Desire Unchained

“I have the ability to affect bodily functions. The primary purpose of my incubus gift is to force a female into ovulation, but I can also enter the body at a cellular level, reverse some diseases.” He shrugged. “Your brother’s disease was an easy fix, actually.”


“The doctors were amazed,” she murmured. “I took him to the hospital the next morning. He walked in on his own two feet for the first time in months.”

“Happy to hear it.”

“Thank you.”

And there was the gratitude he’d been hoping to avoid. “Don’t thank me. I did it for purely selfish reasons,” he growled.

“How can saving a life be selfish?”

He forced himself to meet her gaze with as much malice as he could muster. “I didn’t figure you’d give it up if you were grieving over his death.”

She gasped, and he felt a twinge of guilt for lying to her. He’d saved Arik because that’s what he did. He was a paramedic, and even though the guy was human, he’d been suffering.

“You’re a bastard.”

“Yep.”

He winced as he made himself more comfortable—hard to do after Runa’s bite and the torture he’d been subjected to. Abruptly, he felt like a piece of shit for wincing at his discomfort, given what Skulk had probably gone through.

“So how did you survive the warg attack?” he asked. “How did it happen?”

She remained quiet for a moment, as though the silent treatment was a punishment, and he supposed in a way it was. “It happened the night I went to your place and found you with those … whores. I ran out, wasn’t paying attention to anything going on around me, and the werewolf attacked me.” She flinched so violently Shade swore to kill the warg if he ever caught him. “He tossed me behind a Dumpster when he was done. I don’t know how long I lay there, but I did manage to find my cell and call my brother. He came for me. Took me to the hospital. The doctors wanted to keep me for a couple of days, but Arik checked me out against medical advice the next evening. I didn’t know why, but I trusted him.”

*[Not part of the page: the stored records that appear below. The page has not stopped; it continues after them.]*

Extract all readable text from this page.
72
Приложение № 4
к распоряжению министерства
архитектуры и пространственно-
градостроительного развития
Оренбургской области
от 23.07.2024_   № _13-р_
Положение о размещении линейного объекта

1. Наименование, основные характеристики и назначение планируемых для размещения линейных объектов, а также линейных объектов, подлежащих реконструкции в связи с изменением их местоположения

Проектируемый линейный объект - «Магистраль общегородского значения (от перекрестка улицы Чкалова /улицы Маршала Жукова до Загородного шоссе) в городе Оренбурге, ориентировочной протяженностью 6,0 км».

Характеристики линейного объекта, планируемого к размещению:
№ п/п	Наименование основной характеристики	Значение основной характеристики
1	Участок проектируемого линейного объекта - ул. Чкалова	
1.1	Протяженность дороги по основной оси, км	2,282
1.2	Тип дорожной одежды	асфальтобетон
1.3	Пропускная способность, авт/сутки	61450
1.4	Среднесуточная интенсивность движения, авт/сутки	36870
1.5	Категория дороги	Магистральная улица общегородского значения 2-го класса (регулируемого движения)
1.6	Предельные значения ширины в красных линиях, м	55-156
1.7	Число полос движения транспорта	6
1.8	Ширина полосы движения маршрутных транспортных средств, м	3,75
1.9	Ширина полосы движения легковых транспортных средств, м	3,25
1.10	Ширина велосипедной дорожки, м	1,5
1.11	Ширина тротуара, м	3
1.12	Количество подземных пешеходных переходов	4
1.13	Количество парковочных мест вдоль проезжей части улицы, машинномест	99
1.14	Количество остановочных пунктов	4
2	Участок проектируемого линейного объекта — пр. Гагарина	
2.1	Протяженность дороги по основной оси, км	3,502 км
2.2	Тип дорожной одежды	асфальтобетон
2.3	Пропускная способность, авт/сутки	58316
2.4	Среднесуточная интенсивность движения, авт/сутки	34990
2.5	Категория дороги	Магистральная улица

“He knew you’d been bitten by a warg.”

“Yes. He didn’t tell me that, though. He took me home and locked me in the wine cellar. I thought he’d lost his mind. The next morning, when I woke up in the destroyed cellar, he explained.”

Shade shifted forward, his aches momentarily forgotten. “How did he know? And how did he contract a demon virus?”

She jerked her gaze away, and he wished they were closer so he could force her to look at him. Then again, it was probably best if they didn’t touch. He had too many memories of how good she felt under his palm. Under his body.

“Runa?” When she didn’t answer, he tested the limits of his chains. “Dammit, he’s Aegis, isn’t he?”

She shook her head.

“Military?”

Her gaze snapped to his, eyes flashing with surprise.

“What? You think demons aren’t aware that governments all over the world are working on the great underworld scourge?” He scrubbed his hand over his face. He was so freaking tired. “I don’t suppose we can count on the military swooping down to save us?”

She just stared.

“Didn’t think so.” He blew out a long breath. “Wraith might be a no-show, too. Looks like we’ll have to save ourselves.”

“How?”

“That,” he said grimly, “is the question of the day.”





“The problem with having evil minions is that minions are stupid.” Roag looked down at a slimy little drekevac that looked like a deformed, hairless ape, cowering at his feet.

“But I brought you the Seminus demon, one of the brothers you asked for.” The drekevac whimpered, his spindly fingers stroking Roag’s boots.

“And torturing him with an unfinished blowjob and the death of his beloved sister was amusing, but ultimately, Shade is useless to me. He’s cursed. Which means his body parts could be cursed. I need Wraith.”

Eidolon would do in a pinch, but Roag had already set him up for a lifetime of torment. Logical, loyal Doc E was being tortured once a month by vampires who would eventually maim or kill him. Besides, he’d need E’s surgical and healing skills to carry out his plan. Since Shade was useless, that left Wraith. Which was bloody fine, because he was the one Roag wanted to suffer the most anyway.

Poor little Wraith, so broken and tormented, so sheltered by his idiot, clueless brothers. Fools. Roag had seen through Wraith from the beginning. His youngest brother was a waste of good organs, but Roag planned to remedy that.

“Once again, you fail me.” He kicked the drekevac so hard it flew across the ancient keep’s great hall and slammed into a trestle table. As it scrambled toward him again, Roag morphed into Wraith’s form, reveling in the transformation that made his stiff, scarred skin turn soft and supple. “Since you obviously need a reminder, this is what he looks like.” And what Roag would look like once he’d harvested Wraith’s skin and reproductive parts.